The judges ordered a recess for almost two months to weigh the evidence and arguments and to study the copious briefs submitted by Counsel. It was April 8, 1948 when the Court reconvened to render its Opinion and Judgment in open court. It took the judges two days of reciting in tandem to conclude reading the 175 printed pages. Every argument raised by any defendant was carefully analyzed and compared to the evidence. The authenticity of the EG Reports was confirmed and illustrative extracts showed the basis for the Court’s conclusions. The judgment noted that Jews were sometimes killed by working them to death rather than shooting, or by leaving the executions to local Ukrainians who could be incited to conduct pogroms under SS supervision. Jewish prisoners-of-war were systematically annihilated by the EG after all fighting had ceased. The Court described various sadistic means of execution by the EG, including the camouflaged gas vans that carried the aged, infirm, and children on a free ride to their unmarked graves.

The most comprehensive portions of the Judgment were the fifty-five pages analyzing the validity and interpretation of the applicable law. Every defense argument regarding jurisdiction, self-defense and necessity, superior orders, and non-involvement was put under the judicial microscope and systematically rejected. The decisions reached by the International Military Tribunal on September 30, 1946 were reaffirmed and upheld. The war crimes trials were not victor’s justice or an arbitrary exercise of power, but instead the expression and upholding of existing international law. Every German soldier carried a paybook which included the phrase, “The civilian populations should not be injured.” “Certainly no one can claim,” wrote the EG judges, “that there is any taint of ex post factoism in the law of murder.” Murder was not a crime invented retroactively by the prosecution.

The court gave detailed consideration to the defense argument that the accused were acting in self-defense of their country that was threatened by Bolshevism, Gypsies, and Jews. The Tribunal was astounded that such a proposition could be advanced in all seriousness, since it failed to recognize the distinction between patriotism and murder. Jews were killed because they were Jews, even if they posed no threat to anyone. Nazi rulers started an aggressive war—not the other way round. The argument that the Jews constituted an aggressive menace to Germany was dismissed as untenable and “opposed to all facts, all logic, and all law.”

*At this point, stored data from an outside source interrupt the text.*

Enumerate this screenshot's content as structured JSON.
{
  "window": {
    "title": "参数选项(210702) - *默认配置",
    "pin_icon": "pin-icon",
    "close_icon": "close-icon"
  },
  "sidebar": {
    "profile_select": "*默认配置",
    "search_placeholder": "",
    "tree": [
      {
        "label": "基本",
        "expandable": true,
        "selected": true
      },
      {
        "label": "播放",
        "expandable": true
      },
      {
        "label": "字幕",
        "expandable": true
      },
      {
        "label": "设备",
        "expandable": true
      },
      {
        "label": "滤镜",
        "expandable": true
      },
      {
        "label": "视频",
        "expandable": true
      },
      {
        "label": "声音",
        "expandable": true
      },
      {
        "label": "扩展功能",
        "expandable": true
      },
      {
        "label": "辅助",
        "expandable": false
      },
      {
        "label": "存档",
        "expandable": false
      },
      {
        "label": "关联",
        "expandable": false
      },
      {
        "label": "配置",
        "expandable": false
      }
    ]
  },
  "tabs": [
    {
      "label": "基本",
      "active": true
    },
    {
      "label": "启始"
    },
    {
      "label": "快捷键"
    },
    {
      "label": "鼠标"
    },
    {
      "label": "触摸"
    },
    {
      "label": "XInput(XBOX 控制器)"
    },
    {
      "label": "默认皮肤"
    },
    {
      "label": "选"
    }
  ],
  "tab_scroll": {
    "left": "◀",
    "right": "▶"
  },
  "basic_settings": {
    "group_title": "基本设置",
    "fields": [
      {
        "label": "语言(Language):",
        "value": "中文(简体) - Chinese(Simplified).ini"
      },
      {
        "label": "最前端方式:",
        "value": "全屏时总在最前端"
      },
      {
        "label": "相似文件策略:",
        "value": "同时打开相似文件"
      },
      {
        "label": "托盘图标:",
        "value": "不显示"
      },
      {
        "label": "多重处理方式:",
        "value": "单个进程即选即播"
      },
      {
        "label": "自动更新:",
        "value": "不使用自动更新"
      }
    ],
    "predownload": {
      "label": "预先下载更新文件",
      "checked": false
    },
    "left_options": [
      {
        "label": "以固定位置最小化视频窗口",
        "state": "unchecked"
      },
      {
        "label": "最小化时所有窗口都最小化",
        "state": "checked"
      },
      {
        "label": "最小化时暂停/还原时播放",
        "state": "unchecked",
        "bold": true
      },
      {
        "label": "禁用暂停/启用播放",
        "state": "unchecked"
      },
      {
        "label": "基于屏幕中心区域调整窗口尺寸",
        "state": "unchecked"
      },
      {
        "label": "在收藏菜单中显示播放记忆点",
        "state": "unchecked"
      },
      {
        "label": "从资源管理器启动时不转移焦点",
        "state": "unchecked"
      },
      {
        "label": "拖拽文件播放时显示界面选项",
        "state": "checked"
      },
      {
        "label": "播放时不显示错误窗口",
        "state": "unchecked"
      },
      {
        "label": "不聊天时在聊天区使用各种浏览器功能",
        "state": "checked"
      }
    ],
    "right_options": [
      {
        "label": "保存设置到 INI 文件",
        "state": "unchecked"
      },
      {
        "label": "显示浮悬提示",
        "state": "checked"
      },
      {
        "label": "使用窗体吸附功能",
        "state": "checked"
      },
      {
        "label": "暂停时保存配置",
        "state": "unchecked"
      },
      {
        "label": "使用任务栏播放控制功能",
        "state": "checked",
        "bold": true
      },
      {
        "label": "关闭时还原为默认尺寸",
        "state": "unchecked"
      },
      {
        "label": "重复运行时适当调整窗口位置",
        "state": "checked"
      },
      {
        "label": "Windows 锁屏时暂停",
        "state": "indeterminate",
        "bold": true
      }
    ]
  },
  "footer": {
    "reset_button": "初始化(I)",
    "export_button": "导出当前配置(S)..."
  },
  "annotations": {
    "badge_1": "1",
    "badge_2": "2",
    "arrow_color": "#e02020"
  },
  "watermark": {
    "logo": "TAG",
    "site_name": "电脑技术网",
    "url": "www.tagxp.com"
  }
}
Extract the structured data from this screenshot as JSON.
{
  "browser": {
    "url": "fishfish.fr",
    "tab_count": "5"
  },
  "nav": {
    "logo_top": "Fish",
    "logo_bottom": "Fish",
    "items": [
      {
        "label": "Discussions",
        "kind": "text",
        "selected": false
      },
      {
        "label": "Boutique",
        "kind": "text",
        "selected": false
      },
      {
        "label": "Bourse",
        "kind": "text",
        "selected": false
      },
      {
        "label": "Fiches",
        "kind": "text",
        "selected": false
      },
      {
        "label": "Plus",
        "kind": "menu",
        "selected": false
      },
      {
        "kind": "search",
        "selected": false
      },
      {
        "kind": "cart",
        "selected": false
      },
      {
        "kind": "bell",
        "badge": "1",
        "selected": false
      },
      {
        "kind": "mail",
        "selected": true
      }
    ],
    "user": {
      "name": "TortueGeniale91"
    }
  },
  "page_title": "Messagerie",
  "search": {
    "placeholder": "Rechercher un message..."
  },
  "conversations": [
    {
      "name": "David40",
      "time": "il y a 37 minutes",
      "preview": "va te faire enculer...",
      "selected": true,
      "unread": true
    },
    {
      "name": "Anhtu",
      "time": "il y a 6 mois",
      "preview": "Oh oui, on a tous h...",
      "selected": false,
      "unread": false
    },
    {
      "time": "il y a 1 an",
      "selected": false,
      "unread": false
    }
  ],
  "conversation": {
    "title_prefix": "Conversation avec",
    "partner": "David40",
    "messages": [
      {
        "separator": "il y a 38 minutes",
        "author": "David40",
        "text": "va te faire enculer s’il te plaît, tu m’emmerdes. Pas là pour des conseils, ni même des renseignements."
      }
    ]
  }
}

Judge Musmanno felt strongly that “where law exists a court will rise.” He saw an international criminal court as a means of the diminishing crimes against humanity and combating hatred and violence between ideologies. He expressed the hope that mankind, with intelligence and will, would be able “to maintain a tribunal holding inviolable the law of humanity, and by doing so, preserve the human race itself.” The basis for each individual judgment was spelled out. I suddenly developed a much greater respect and affection for Judge Michael Musmanno. When the trials were over, I relayed my admiration of Naval Captain Musmanno in a letter of appreciation to the U.S. Secretary of the Navy.